Thursday, August 27, 2009

NEVER SEND A GUY
TO THE GROCERY STORE

Here's a hilarious video from a woman who did the unthinkable. She sent her husband to the grocery store with a crystal-clear list of things to purchase. And all hell broke loose. Can you relate?

I'm remembering the time my Beloved returned home from a rare shopping trip with a container of baking soda the size of a REFRIGERATOR BOX!!! I guess it was the size they use to clean swimming pools, not bake a few batches of chocolate chip cookies. Oy! I'm sure I said something witty and sarcastic, and he replied, supremely hurt, "But it was ON your list, and it was on SALE!!!"

I used that same baking soda for centuries to salve his self-esteem . . . but he never volunteered to shop for me again. Too dangerous!

See how this hubby responded in the same situation:

http://www.youtube.com/watch?v=-YFRUSTiFUs&feature=related

Wednesday, August 26, 2009

THINGS THAT MAKE YOU SAY
HUNH?!?!?!?

Our dry cleaner's sends out a handy-dandy e-coupon that often contains the wisdom of the ages. Here is this week's missive, with my elaborations:

-- A cat has 32 muscles in each ear.

That's a lot of hearing "aids."


-- A cockroach can live several weeks with its head cut off.

I'd be too chicken to see it.


-- A company in Taiwan makes dinnerware out of wheat, so you can eat your plate.

Next they'll make hats.


A cow produces 200 times more gas a day than a person.

They don't know my Beloved.


A dime has 118 ridges around the edge.

Wonder if the newly-minted ones start out with none?


A dragonfly has a lifespan of 24 hours.

Bet the boys still take forever to come to the dinner table.


A fully loaded supertanker travelling at normal speed takes a least twenty minutes to stop.

Driver's ed teachers should convey that concept to 15-year-old student drivers.


A giraffe can clean its ears with its 21-inch tongue.

Not touching that one with a 21-inch pole. :>)

Monday, August 17, 2009

FOR THOSE WHO THINK
CREATIONISM
IS DOO-DOO

Everybody loves dinosaurs, but bet most of us have never thought about this aspect of their time on Earth:

According to the journal Paleontology, researchers in Argentina have discovered that if it wasn't for the South American scarab dung beetles, the whole South American continent would have been buried knee-deep in dinosaur manure.

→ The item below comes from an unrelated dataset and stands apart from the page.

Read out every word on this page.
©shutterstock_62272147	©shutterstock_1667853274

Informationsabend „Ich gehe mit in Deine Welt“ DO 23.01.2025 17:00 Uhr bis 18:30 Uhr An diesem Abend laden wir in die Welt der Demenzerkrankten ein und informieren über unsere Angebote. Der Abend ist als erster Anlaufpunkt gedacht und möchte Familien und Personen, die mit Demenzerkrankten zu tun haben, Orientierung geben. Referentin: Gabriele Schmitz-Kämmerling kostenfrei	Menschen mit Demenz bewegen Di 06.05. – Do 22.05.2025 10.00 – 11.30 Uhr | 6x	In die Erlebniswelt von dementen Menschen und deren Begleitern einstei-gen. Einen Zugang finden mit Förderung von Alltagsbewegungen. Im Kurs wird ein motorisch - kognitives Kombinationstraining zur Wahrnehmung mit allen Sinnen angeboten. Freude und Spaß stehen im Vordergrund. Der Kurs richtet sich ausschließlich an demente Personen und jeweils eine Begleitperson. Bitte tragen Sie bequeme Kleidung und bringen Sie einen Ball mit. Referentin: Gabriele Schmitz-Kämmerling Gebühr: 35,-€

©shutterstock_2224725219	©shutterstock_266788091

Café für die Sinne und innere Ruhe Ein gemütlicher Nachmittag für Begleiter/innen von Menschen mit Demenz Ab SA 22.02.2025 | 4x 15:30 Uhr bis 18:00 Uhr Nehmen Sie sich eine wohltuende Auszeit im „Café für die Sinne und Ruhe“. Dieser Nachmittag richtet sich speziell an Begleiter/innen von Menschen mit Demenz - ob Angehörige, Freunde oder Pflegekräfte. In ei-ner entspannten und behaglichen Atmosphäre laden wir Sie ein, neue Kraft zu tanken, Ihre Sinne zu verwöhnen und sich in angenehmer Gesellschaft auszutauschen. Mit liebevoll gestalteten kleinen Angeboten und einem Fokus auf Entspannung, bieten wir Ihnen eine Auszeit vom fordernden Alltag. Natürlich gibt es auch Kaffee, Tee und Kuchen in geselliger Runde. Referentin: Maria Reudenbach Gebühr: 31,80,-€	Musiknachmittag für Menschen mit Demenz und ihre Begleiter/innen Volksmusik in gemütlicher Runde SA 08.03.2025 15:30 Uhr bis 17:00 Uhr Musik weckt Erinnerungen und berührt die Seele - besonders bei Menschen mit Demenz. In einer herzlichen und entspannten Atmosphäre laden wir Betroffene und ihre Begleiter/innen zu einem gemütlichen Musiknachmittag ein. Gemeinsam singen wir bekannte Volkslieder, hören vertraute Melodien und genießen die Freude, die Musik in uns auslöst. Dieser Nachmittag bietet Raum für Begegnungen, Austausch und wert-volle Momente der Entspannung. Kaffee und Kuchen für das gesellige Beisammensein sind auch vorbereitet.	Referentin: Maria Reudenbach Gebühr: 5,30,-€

Those gigantic creatures churned out a lot of you-know-what. But, the researchers found, those busy dung beetles collected it and buried it underground in caches the size of tennis balls to provide (eww!) food for their young.

If they hadn't, then disease-carrying flies would've gone wild, and the dung would have made plant growth nigh on impossible.

It's just another good example of the symbiosis, or mutually-beneficial relationships, with which God designed the world. Yeah, sure, some people say these are just lucky breaks -- happy coincidences -- millions of them. Just "random chance."